Pocas veces he visto un sujeto similar en las pantallas del cine cubano. Al menos en una pasada memorística no me salta a la vista en la ficción, mucho menos en el documental, que es donde el resultado podría suponer un extraordinario reto artístico.
Desde mi no deseada desactualización en cuanto al cine independiente, aquel realizado antes de la aparición del Fondo de Fomento del Cine Cubano, que finalmente elimina toda aberrante división entre cineastas, tampoco lo recuerdo. Busco en los catálogos de la Muestra Joven y no me aparece con contundencia inequívoca.
Tal vez entre cineastas cubanos fue Humberto Solás quien más lo haya ventilado en Un hombre de éxito (1986), película en la que, desde unasucesión de transformaciones oportunistas, el personaje cambiacasaca llega hasta el triunfo de la revolución.

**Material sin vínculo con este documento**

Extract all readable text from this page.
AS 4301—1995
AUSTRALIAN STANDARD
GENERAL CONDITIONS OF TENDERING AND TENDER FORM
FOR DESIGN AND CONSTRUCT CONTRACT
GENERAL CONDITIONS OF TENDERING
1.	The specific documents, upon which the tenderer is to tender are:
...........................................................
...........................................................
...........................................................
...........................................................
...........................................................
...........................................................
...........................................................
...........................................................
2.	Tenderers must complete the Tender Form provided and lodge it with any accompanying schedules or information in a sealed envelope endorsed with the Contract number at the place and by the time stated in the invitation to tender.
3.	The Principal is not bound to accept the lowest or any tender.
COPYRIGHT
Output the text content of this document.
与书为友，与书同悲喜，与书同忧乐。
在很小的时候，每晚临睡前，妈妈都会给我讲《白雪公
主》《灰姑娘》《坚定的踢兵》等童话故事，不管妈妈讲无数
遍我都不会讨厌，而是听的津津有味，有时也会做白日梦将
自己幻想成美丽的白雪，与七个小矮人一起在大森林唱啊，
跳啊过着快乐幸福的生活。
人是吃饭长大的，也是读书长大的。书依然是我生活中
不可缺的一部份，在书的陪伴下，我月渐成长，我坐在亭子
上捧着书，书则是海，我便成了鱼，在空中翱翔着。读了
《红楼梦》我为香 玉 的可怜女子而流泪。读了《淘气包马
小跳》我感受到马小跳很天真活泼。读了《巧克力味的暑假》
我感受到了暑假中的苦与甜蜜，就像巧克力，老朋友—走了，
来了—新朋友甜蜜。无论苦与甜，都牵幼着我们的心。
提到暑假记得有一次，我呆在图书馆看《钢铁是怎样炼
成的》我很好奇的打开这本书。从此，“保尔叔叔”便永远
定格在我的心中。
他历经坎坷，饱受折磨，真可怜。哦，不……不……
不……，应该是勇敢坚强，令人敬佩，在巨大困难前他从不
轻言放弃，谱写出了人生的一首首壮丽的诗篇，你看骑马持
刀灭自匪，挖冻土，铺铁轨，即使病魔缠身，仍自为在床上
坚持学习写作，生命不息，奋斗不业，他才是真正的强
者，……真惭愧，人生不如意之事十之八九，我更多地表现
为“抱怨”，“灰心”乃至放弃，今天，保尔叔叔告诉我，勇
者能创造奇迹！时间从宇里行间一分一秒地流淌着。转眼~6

Quizás por estar ubicado dentro de un argumento del pasado no hace mella suficiente en la conciencia del espectador contemporáneo, por tanto, esa actitud cínica pudo, puede correr el riesgo de que haya quedado disecada e indefensa allá, como parte de un pasado, ética y aparentemente superado.

¿Cómo es posible que no abunde en nuestra pantalla este personaje, que socialmente en tiempos de paz y de guerra se da como la verdolaga, que dice «sí»por intereses espurios, cuando lo que siente es «no», que al instalarse con mando y poder en cualquier actividad de bien público la asume como parcela personal, o camaleónicamente no mueve un dedo si al mirar hacia arriba no ve la seña del pícher, porque la nación simbólica le puede caber en un cheque?
¿Por qué este personaje no ha protagonizado un filme, dos, tres, como han hecho otros sobre el necesario tema de la diversidad sexual? ¿Entre muchas respuestas, podría ser porque no asumimos la incomodidad de desnudarnos en pantalla, exponiendo la cuota mayor, o menor, de lo cínico, que, como criaturas humanas imperfectas, cada persona-cineasta lleva consigo; ese sentir «no», aunque se diga «sí»?
Perturbador es cuando hay sensibilidad artística y al ponerse un pie en cualquier aeropuerto del mundo erupciona el «no», porque quizás la creación fue un boleto, nunca sincera agonía. O tal vez se observó la realidad, se escribió, se filmó y no se sufrió; no se dejaron las vísceras. O porque prevaleció el desencanto del desenfado light, ese que damoderna apariencia, solapadamente la apariencia, de que no se está en na’.
Y es que lo cínico personificado nunca va a reconocerse a sí mismo, como tal, de ahí que, dramatúrgicamente, de ningún simulador ha de escribirse bien sin otorgarle razones para tales procederes, de lo contrario, el guionista estaría diseñando una conducta poco creíble, panfletaria, monocorde, maniquea. La profundidad del conflicto habría que encontrarla en como nuestro sistema, desde su cotidianidad, en sus densidades éticas y sociales, crea y hace germinar esa actitud.

Hay una secuencia inolvidable en La vida es silbar (1998), de Fernando Pérez. Discuten los personajes en plena calle, y cada vez que nombran una conducta ética deleznable, como oportunismo, arribismo, doble moral, etcétera, los transeúntes portadores del mal caen por racimos en plena calle.
Por 1966, Sara Gómez, en su documental Guanabacoa: crónica de mi familia, tuvo el coraje de desnudarse éticamente en pantalla para poner en crisis la condición de negrita pianista, a la que estaba irremediablemente condenada por el cinismo de aquella sociedad de antes de la revolución, donde los negros clase media baja, para equiparase a los blancos de igual condición, debían ser como ellos: médicos, abogados o pianistas de música clásica.

Sara encontró la coherencia para rebelarse contra ella misma, contra su familia, contra su cómodo destino, y se impuso en un entorno machista para llegar a ser nuestra primera gran cineasta, negra, además.
¿«Te implico en la pantalla, porque me implico» podría ser una nueva actitud ante los viejos y nuevos desafíos de un cineasta cubano del siglo XXI? Nuestra sociedad necesita mostrarse en sus luces y en sus sombras por quienes la observamos cinematográficamente.